Il est de ces jalons mystérieux dont on ne peut relire qu’après-coup le cheminement qu’ils tracent.
Cela commence par un volume dans la bibliothèque paternelle. Plus tard, les conseils d’un professeur de français. De même que l’historienne Mona Ozouf, dans L’autre George, tout juste paru, raconte comment elle mit plusieurs années à venir à l’œuvre de la romancière victorienne, George Eliot traversa beaucoup d’adversité pour parvenir enfin à vivre tel que son destin le lui commandait.
La vie de George Eliot (1819-1880) fut marquée par les épreuves, et par un ostracisme qu’elle subit autant qu’elle le chercha et qui ne tenait pas seulement, pour son malheur, au charme exigeant de sa face camuse, mais à une intelligence érudite, incroyante, et à des aspirations originales qui ne pouvaient que l’exposer à la défaveur des milieux comme il faut. Encore aujourd’hui, celle que le grand exégète américain Harold Bloom appelle « la plus intelligente des romancières » déconcerte les dogmes féministes et multiculturalistes qui prétendent déboulonner le canon occidental (The Western Canon, 1994).

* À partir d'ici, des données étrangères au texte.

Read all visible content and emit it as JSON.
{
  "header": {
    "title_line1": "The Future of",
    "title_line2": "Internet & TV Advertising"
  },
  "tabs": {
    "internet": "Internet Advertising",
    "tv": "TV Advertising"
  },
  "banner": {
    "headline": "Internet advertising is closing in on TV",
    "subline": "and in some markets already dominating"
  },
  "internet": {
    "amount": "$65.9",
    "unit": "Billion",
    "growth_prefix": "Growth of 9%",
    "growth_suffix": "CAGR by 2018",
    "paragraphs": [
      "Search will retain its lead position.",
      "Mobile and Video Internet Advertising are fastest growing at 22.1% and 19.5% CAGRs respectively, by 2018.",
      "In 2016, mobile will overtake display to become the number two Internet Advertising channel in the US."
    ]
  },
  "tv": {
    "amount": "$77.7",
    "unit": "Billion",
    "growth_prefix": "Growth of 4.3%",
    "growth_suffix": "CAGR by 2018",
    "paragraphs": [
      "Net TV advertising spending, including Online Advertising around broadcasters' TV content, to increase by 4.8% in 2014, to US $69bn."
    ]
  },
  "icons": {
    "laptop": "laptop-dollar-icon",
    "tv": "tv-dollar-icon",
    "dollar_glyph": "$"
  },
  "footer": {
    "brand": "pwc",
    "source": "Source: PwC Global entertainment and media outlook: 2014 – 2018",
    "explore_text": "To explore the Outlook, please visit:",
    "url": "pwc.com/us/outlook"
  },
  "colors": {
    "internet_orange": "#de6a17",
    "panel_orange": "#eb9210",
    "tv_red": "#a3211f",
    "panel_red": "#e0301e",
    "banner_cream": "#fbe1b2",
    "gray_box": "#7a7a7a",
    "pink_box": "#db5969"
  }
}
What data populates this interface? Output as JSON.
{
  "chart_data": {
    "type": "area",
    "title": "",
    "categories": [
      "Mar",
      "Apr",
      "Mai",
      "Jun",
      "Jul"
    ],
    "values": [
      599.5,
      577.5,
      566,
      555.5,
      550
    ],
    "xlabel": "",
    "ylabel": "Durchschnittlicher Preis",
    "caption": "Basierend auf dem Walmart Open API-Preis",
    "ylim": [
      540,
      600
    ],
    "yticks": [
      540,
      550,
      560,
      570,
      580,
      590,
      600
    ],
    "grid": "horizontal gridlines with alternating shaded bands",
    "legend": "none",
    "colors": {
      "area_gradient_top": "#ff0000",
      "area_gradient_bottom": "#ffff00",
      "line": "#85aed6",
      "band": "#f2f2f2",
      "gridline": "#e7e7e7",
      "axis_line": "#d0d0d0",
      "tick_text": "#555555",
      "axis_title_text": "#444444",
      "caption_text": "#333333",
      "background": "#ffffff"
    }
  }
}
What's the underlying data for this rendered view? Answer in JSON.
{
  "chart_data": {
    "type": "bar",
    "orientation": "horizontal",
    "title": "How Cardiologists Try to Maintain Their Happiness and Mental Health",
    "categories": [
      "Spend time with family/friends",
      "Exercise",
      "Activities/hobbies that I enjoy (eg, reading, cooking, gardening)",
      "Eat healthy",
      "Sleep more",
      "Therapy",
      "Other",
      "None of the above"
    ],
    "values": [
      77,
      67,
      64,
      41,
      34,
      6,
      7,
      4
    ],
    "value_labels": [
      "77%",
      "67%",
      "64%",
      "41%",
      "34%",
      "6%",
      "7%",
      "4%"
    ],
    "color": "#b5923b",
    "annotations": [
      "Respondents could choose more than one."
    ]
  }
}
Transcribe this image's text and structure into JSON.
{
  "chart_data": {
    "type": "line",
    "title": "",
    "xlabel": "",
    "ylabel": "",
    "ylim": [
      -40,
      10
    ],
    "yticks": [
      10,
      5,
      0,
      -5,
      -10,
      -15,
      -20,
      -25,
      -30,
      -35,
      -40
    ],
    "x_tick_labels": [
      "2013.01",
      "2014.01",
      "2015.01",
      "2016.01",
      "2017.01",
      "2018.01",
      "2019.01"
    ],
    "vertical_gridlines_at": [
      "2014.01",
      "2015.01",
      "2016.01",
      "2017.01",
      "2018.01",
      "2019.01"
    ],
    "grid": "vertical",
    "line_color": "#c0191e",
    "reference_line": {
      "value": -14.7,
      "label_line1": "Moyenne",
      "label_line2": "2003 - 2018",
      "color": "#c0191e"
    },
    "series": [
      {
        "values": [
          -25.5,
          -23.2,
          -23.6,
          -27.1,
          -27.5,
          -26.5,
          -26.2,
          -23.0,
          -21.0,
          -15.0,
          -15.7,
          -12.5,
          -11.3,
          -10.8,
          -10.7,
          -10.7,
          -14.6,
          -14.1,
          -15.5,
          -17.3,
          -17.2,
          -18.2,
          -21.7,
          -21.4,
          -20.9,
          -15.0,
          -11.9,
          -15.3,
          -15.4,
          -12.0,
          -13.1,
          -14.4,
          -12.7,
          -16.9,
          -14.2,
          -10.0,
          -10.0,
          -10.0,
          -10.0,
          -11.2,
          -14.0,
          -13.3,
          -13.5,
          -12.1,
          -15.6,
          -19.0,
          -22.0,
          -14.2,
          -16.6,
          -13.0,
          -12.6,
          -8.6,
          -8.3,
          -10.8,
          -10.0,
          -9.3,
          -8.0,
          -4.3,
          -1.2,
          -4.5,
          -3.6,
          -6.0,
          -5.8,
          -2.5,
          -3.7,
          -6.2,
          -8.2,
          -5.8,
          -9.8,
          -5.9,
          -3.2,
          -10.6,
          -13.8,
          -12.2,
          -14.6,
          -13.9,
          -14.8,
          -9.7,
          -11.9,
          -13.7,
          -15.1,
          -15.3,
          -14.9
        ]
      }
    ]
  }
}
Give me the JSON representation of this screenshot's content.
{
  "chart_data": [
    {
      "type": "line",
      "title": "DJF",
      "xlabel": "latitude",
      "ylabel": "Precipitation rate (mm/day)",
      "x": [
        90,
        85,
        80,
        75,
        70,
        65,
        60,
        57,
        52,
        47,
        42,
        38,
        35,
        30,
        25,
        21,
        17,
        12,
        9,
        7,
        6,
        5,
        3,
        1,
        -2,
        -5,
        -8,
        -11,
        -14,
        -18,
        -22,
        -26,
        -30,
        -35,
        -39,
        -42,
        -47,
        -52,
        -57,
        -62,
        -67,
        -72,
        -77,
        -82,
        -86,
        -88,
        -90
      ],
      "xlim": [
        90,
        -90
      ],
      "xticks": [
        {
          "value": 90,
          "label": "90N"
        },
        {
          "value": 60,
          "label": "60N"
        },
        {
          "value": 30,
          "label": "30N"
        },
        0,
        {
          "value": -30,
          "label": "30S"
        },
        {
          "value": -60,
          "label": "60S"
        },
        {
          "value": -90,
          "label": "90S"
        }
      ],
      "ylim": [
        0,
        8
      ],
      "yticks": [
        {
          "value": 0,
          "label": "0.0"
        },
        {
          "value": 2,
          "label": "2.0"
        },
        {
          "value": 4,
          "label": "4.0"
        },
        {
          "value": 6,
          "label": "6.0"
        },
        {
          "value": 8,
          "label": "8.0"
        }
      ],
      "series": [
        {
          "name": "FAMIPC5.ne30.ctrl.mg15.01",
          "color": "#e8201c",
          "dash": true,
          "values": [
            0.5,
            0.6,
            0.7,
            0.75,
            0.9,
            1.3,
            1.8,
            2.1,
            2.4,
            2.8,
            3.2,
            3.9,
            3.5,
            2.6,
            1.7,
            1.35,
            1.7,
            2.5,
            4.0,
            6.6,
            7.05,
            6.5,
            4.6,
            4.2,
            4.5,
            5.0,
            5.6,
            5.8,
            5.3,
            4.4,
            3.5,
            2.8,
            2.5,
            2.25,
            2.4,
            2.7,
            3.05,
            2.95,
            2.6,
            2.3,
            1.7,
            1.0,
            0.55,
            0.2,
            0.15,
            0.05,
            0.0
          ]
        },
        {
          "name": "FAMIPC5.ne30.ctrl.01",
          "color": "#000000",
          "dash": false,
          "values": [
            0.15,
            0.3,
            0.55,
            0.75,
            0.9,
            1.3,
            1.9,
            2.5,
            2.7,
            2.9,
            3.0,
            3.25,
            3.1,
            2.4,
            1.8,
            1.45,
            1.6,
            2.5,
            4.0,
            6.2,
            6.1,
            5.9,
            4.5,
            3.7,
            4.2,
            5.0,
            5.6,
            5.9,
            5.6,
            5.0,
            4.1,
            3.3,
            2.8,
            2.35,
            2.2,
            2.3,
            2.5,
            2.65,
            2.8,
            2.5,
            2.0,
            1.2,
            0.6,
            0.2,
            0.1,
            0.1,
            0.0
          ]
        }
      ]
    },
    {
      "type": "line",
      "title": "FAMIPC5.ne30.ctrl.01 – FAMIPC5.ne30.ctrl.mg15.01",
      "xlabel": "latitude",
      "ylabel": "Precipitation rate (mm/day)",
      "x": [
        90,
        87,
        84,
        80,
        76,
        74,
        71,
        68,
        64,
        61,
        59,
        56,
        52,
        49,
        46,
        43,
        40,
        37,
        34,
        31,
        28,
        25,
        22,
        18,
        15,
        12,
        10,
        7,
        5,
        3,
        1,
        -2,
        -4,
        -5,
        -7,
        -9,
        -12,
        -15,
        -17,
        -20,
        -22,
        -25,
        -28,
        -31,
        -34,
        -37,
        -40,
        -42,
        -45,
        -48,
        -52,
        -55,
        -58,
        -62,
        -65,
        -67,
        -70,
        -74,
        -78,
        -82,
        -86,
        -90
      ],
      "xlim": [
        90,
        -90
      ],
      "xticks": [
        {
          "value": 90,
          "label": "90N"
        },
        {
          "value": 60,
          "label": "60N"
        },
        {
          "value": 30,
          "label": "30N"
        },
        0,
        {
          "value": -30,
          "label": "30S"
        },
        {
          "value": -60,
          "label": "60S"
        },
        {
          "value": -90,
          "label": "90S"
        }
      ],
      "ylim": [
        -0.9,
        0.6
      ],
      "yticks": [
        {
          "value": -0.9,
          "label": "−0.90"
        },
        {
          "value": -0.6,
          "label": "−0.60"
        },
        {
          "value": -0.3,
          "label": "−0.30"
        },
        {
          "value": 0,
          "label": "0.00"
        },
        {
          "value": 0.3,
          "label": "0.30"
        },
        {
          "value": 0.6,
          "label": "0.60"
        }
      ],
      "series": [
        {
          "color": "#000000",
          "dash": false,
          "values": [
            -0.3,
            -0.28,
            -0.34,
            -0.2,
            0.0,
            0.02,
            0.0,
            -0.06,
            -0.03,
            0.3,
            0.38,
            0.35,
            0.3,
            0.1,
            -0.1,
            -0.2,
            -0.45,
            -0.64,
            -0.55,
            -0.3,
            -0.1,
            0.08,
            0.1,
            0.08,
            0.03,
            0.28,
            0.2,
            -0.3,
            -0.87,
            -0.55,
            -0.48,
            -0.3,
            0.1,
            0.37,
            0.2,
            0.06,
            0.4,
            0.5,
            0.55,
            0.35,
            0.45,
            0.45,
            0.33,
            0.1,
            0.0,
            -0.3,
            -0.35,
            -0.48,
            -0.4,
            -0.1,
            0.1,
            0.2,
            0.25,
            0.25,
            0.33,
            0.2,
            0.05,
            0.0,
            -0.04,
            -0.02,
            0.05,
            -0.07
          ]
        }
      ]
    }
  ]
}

Elle cherchera longtemps l’amour, un amour comme un « rapport fraternel, écrit Mona Ozouf, image même de l’amour idéal ». C’est d’abord et avant tout un esprit égal au sien qu’elle recherche : hélas, la vie ne sera pas avare de progressistes secs et de birbes prétentieux, à l’image du vieux Casaubon, le mari de l’impétueuse Dorothea dans Middlemarch (1871). Longtemps on espérera, autour d’elle, et pour son salut éternel, qu’elle tourne à une meilleure vie. Au fond, George Eliot restera toujours cette petite endiablée, insaisissable wench, terme anglais intraduisible, moqueur et affectueux qu’emploie le père Tulliver pour désigner sa fille Maggie dans le Moulin.
Mona Ozouf, avec des élégances discrètes et des trouvailles pleines de sens, – comme lorsque, pour évoquer le bourg de Raveloe dans Silas Marner (1861), elle parle d’un « monde immobile », d’un lieu où « le temps s’est engourdi » –, parvient à pénétrer au cœur d’une pensée complexe. Eliot, par exemple, repousse la religion, mais admet des personnages pour lesquels la vie religieuse exprime une capacité à vivre intégré, propose l’historienne, « dans la communauté des hommes ». Si elle trouve dans le positivisme d’Auguste Comte une alternative à la Providence divine, lectrice du conservateur Edmund Burke, Eliot reste imprégnée par la vénération des morts et du passé.
« Il n’y a pas, écrit-elle magistralement dans Middlemarch, de créature humaine dont la conscience soit assez forte pour n’être pas grandement influencée par ce qui l’entoure ».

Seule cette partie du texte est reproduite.